Dixit Algorizmi – The Garden of Knowledge / Uzbekistan Pavilion
Debuting at the 59th International Art Exhibition of La Biennale di Venezia, the Art and Culture Development Foundation (ACDF) of the Republic of Uzbekistan is presenting Dixit Algorizmi – The Garden of Knowledge. Curated by Space Caviar and Sheida Ghomashchi, the pavilion presents a reflection on the seminal work of Muhammad ibn Mūsā al-Khwārizmī, a scientist and polymath responsible for the introduction of Hindu-Arabic numerals to Europe. Al-Khwārizmī’s most significant research took place at the House of Wisdom in Baghdad, which was considered as a place of gathering and exchange, centered around formal gardens planned in the Islamic tradition. The pavilion will reference this Islamic tradition of the garden as a place of gathering and exchange, and question the myths and narratives of modern technologies, “using the lens of contemporary artistic practices to explore their forgotten roots and overlooked resonances with distant places, times, and cultures”.
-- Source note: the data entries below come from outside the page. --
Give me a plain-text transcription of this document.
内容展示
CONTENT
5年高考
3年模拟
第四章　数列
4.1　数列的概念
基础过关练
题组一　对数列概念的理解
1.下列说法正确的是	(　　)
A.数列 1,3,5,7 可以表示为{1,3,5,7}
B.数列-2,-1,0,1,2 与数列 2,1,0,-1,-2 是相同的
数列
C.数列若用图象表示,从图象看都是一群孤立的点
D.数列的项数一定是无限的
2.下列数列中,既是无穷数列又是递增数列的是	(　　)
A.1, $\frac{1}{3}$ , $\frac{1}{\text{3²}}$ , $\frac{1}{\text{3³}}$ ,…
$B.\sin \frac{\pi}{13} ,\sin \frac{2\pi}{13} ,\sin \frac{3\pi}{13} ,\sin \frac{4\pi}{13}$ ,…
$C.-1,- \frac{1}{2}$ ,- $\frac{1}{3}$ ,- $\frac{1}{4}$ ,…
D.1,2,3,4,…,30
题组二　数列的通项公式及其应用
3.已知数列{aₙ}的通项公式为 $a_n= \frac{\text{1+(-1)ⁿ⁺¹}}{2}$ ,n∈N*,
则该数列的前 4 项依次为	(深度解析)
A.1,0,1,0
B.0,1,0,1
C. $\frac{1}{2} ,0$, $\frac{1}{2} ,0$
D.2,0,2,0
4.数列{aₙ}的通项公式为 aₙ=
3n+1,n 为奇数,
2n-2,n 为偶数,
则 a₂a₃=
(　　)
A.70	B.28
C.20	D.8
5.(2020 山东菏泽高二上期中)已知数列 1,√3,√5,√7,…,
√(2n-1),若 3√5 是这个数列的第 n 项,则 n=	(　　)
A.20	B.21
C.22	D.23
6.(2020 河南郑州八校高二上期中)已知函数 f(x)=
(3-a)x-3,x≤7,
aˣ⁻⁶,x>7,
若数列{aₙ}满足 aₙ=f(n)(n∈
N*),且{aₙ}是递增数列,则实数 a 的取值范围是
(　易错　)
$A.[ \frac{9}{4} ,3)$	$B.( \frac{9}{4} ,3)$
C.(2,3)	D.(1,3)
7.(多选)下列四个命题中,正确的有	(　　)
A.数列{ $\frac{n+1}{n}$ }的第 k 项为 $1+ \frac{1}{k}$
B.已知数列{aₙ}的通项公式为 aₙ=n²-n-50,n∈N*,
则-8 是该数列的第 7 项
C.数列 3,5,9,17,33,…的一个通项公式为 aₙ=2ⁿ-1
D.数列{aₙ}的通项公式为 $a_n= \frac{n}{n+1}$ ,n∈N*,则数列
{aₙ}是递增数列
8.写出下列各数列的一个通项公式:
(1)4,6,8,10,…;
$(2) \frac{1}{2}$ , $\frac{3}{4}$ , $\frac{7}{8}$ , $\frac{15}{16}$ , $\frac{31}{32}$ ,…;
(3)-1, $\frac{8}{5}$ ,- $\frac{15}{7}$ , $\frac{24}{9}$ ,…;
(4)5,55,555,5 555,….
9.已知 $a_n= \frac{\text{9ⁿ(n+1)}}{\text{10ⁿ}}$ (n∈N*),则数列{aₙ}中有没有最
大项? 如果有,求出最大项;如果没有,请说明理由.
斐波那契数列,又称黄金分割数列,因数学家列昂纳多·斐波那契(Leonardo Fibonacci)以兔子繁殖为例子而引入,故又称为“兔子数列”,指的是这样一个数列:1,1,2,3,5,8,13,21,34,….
The pavilion features polished aluminium floors, reflective surfaces, and symmetries that recall the geometrically-planned gardens – specifically the reflective pools of water at the heart of traditional Islamic gardens. The space also has a botanical arrangement of dried Sea Lavendar hanging like clouds, a flower both native to Uzbekistan and references the color purple, prominent in Uzbeki architecture. In parallel to the public program hosted in the pavilion, Velocity0, a sound installation by Uzbek musician Abror Zufarov and artist and composer Charli Tapp will serve as a hub for international composers, inviting them to experiment with Velocity0’s algorithm, through a dematerialized platform called The Program.